Dal Vangelo secondo Giovanni (Gv 9,1-41)
In quel tempo, Gesù passando vide un uomo cieco dalla nascita e i suoi discepoli lo interrogarono: «Rabbì, chi ha peccato, lui o i suoi genitori, perché sia nato cieco?». Rispose Gesù: «Né lui ha peccato né i suoi genitori, ma è perché in lui siano manifestate le opere di Dio. Bisogna che noi compiamo le opere di colui che mi ha mandato finché è giorno; poi viene la notte, quando nessuno può agire. Finché io sono nel mondo, sono la luce del mondo».
Detto questo, sputò per terra, fece del fango con la saliva, spalmò il fango sugli occhi del cieco e gli disse: «Va’ a lavarti nella piscina di Sìloe», che significa “Inviato”. Quegli andò, si lavò e tornò che ci vedeva.
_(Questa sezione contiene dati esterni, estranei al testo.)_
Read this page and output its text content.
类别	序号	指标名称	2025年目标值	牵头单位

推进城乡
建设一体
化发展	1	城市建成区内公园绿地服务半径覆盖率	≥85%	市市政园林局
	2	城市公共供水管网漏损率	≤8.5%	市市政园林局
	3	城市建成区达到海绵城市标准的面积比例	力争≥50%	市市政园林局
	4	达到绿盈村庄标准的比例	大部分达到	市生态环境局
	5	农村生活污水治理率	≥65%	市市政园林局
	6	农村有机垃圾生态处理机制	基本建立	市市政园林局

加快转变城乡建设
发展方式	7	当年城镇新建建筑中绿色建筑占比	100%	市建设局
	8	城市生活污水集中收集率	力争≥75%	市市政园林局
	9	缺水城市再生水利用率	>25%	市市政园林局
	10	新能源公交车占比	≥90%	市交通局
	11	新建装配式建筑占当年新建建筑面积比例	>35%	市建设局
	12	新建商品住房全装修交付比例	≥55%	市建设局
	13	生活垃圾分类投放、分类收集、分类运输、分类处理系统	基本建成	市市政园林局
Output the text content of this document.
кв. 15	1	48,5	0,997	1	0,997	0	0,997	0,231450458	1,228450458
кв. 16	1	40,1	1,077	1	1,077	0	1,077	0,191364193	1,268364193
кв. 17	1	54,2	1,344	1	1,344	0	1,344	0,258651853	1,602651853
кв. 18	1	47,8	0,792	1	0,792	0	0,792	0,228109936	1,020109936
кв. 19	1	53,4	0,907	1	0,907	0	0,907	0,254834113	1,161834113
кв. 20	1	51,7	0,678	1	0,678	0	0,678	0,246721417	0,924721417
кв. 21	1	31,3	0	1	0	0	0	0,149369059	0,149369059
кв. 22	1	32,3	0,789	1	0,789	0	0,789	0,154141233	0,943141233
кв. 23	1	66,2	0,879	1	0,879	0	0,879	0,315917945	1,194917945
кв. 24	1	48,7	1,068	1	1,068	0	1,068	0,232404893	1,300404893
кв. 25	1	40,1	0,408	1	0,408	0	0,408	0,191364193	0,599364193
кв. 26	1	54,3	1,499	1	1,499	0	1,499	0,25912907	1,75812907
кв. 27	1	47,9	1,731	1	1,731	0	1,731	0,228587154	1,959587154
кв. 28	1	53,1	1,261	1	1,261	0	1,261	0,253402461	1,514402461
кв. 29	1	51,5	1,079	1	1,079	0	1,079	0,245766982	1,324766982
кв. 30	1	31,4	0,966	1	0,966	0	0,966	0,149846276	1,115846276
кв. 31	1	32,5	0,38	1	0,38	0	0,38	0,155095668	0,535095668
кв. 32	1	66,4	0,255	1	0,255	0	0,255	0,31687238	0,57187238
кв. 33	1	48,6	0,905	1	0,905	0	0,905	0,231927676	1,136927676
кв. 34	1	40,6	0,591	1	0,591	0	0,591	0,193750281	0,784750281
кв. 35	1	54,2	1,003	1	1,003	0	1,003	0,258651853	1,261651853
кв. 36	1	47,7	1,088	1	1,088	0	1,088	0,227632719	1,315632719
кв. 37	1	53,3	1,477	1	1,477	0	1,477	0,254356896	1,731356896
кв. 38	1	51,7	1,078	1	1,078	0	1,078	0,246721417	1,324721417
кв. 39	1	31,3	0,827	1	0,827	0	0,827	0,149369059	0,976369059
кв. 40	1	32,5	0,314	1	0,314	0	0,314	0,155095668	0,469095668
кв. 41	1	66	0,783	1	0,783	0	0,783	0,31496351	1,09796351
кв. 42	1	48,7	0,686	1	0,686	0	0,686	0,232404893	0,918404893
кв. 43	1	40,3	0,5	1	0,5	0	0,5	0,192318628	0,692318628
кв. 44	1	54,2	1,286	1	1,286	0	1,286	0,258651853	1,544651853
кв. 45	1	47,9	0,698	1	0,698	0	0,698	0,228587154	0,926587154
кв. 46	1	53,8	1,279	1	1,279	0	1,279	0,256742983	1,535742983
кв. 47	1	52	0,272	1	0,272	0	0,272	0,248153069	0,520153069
Allora i vicini e quelli che lo avevano visto prima, perché era un mendicante, dicevano: «Non è lui quello che stava seduto a chiedere l’elemosina?». Alcuni dicevano: «È lui»; altri dicevano: «No, ma è uno che gli assomiglia». Ed egli diceva: «Sono io!». Allora gli domandarono: «In che modo ti sono stati aperti gli occhi?». Egli rispose: «L’uomo che si chiama Gesù ha fatto del fango, me lo ha spalmato sugli occhi e mi ha detto: “Va’ a Sìloe e làvati!”. Io sono andato, mi sono lavato e ho acquistato la vista». Gli dissero: «Dov’è costui?». Rispose: «Non lo so».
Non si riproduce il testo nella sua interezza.